Stand your ground changes leave defendants facing uncertainty
Florida is one of approximately two dozen states in the nation to have implemented a stand your ground law. While the bill has always been controversial, it became the subject of heavy criticism during the Trayvon Martin shooting in 2012.
Last year, lawmakers revised the bill, but these changes have been subject to legal challenges. This has left individuals who may have acted in self defense in legal limbo.
What is Florida‘s stand your ground law?
Florida’s stand your ground law that legislators passed in 2005 was the first such piece of legislation enacted in the nation.
Florida has always allowed individuals to defend themselves. The biggest difference that comes with the stand your ground law is that someone no longer had to first try to escape a dangerous situation before trying to defend themselves with a weapon.
This means that someone can use force, including deadly force, without having to move to safety if they have a reasonable belief that they may face imminent death or great bodily harm.
What changed in 2017?
Previously, a defendant needed to prove to the court that they were acting in self defense. The change to the law would shift the burden of proof from the defense to the prosecution. This means that, going forward, a prosecutor would have to prove that a stand your grand defense was not applicable.

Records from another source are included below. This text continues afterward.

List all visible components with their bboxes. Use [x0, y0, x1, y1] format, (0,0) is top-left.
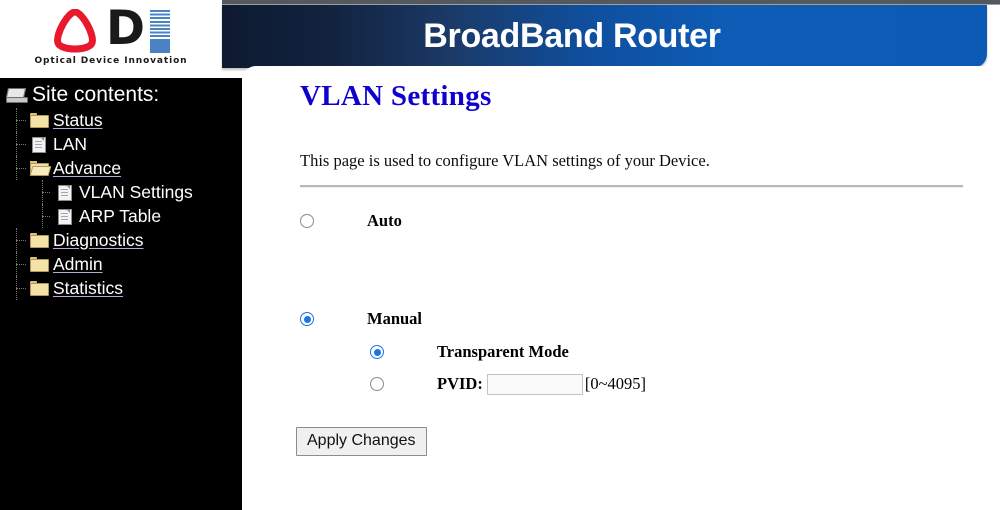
sidebar-item-label: Advance [53, 157, 122, 178]
content-panel: VLAN Settings This page is used to confi… [242, 66, 1000, 510]
sidebar-item-label: LAN [53, 133, 88, 154]
header-banner: BroadBand Router [222, 5, 987, 68]
option-row-auto[interactable]: Auto [300, 210, 980, 232]
label-manual: Manual [367, 309, 423, 328]
page-description: This page is used to configure VLAN sett… [300, 151, 710, 170]
router-admin-page: D Optical Device Innovation BroadBand Ro… [0, 0, 1000, 510]
sidebar: Site contents: Status LAN Advance VLAN Sett… [0, 78, 242, 510]
sidebar-item-label: Admin [53, 253, 103, 274]
document-icon [56, 208, 74, 225]
header-title: BroadBand Router [423, 17, 721, 55]
folder-icon [30, 112, 49, 128]
brand-logo: D Optical Device Innovation [0, 0, 222, 78]
sidebar-item-label: Diagnostics [53, 229, 144, 250]
divider [300, 185, 963, 188]
option-row-pvid[interactable]: PVID: [0~4095] [300, 373, 980, 395]
computer-icon [5, 87, 28, 104]
logo-marks: D [52, 1, 182, 56]
radio-manual[interactable] [300, 312, 314, 326]
logo-i-base [150, 39, 170, 53]
logo-d-letter: D [106, 1, 145, 56]
logo-o-icon [54, 9, 96, 53]
folder-icon [30, 280, 49, 296]
label-auto: Auto [367, 211, 402, 230]
site-contents-heading: Site contents: [5, 83, 160, 107]
radio-pvid[interactable] [370, 377, 384, 391]
folder-icon [30, 256, 49, 272]
folder-icon [30, 232, 49, 248]
site-contents-label: Site contents: [32, 83, 160, 106]
sidebar-item-admin[interactable]: Admin [14, 252, 242, 276]
label-transparent-mode: Transparent Mode [437, 342, 569, 361]
option-row-transparent[interactable]: Transparent Mode [300, 341, 980, 363]
sidebar-item-label: Status [53, 109, 103, 130]
sidebar-item-label: Statistics [53, 277, 124, 298]
sidebar-item-label: VLAN Settings [79, 181, 193, 202]
sidebar-item-lan[interactable]: LAN [14, 132, 242, 156]
sidebar-item-advance[interactable]: Advance [14, 156, 242, 180]
sidebar-tree: Status LAN Advance VLAN Settings ARP Table Di… [14, 108, 242, 300]
content-inner: VLAN Settings This page is used to confi… [296, 80, 980, 456]
pvid-range-hint: [0~4095] [584, 374, 646, 393]
document-icon [30, 136, 48, 153]
sidebar-item-label: ARP Table [79, 205, 162, 226]
logo-tagline: Optical Device Innovation [34, 56, 188, 66]
vlan-form: Auto Manual Transparent Mode PVID: [0~40… [296, 210, 980, 456]
pvid-input[interactable] [486, 373, 583, 395]
sidebar-item-arp-table[interactable]: ARP Table [14, 204, 242, 228]
apply-changes-button[interactable]: Apply Changes [296, 427, 427, 456]
page-title: VLAN Settings [300, 80, 492, 112]
document-icon [56, 184, 74, 201]
folder-open-icon [29, 160, 52, 176]
radio-transparent-mode[interactable] [370, 345, 384, 359]
sidebar-item-vlan-settings[interactable]: VLAN Settings [14, 180, 242, 204]
option-row-manual[interactable]: Manual [300, 308, 980, 330]
sidebar-item-statistics[interactable]: Statistics [14, 276, 242, 300]
sidebar-item-diagnostics[interactable]: Diagnostics [14, 228, 242, 252]
label-pvid: PVID: [437, 374, 483, 393]
sidebar-item-status[interactable]: Status [14, 108, 242, 132]
radio-auto[interactable] [300, 214, 314, 228]
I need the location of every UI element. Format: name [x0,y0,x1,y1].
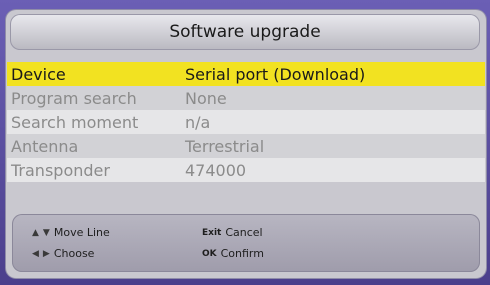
help-move-line-label: Move Line [53,226,110,239]
help-choose: ◀ ▶ Choose [32,247,94,260]
dialog-title: Software upgrade [169,22,321,42]
help-move-line: ▲ ▼ Move Line [32,226,110,239]
setting-label: Device [11,64,66,84]
setting-value: 474000 [185,160,247,180]
setting-value: n/a [185,112,211,132]
setting-label: Transponder [11,160,110,180]
setting-label: Program search [11,88,137,108]
help-choose-label: Choose [53,247,95,260]
screen: Software upgrade Device Serial port (Dow… [0,0,490,285]
setting-value: Terrestrial [185,136,265,156]
arrow-right-icon: ▶ [42,248,50,259]
setting-label: Antenna [11,136,79,156]
help-confirm-label: Confirm [220,247,264,260]
setting-row-program-search[interactable]: Program search None [7,86,485,110]
ok-key: OK [202,248,217,259]
settings-table: Device Serial port (Download) Program se… [7,62,485,182]
setting-row-transponder[interactable]: Transponder 474000 [7,158,485,182]
setting-value: None [185,88,227,108]
setting-label: Search moment [11,112,139,132]
dialog-title-bar: Software upgrade [10,14,480,50]
help-panel: ▲ ▼ Move Line ◀ ▶ Choose Exit Cancel OK … [12,214,480,272]
arrow-up-icon: ▲ [32,227,39,238]
arrow-left-icon: ◀ [32,248,39,259]
setting-row-search-moment[interactable]: Search moment n/a [7,110,485,134]
help-cancel: Exit Cancel [202,226,263,239]
exit-key: Exit [202,227,222,238]
setting-row-device[interactable]: Device Serial port (Download) [7,62,485,86]
help-confirm: OK Confirm [202,247,264,260]
help-cancel-label: Cancel [225,226,263,239]
setting-row-antenna[interactable]: Antenna Terrestrial [7,134,485,158]
arrow-down-icon: ▼ [42,227,50,238]
setting-value: Serial port (Download) [185,64,366,84]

What will change going forward?
This change began being challenged in court almost immediately. Two judges ruled that the law was unconstitutional. The bigger question, however, is how should the courts approach pending cases that occurred before Governor Scott signed the law on June 9, 2017.
That question remains in flux. Until the matter is firmly resolved, stand your ground defendants may face uncertainty regarding their criminal case going forward.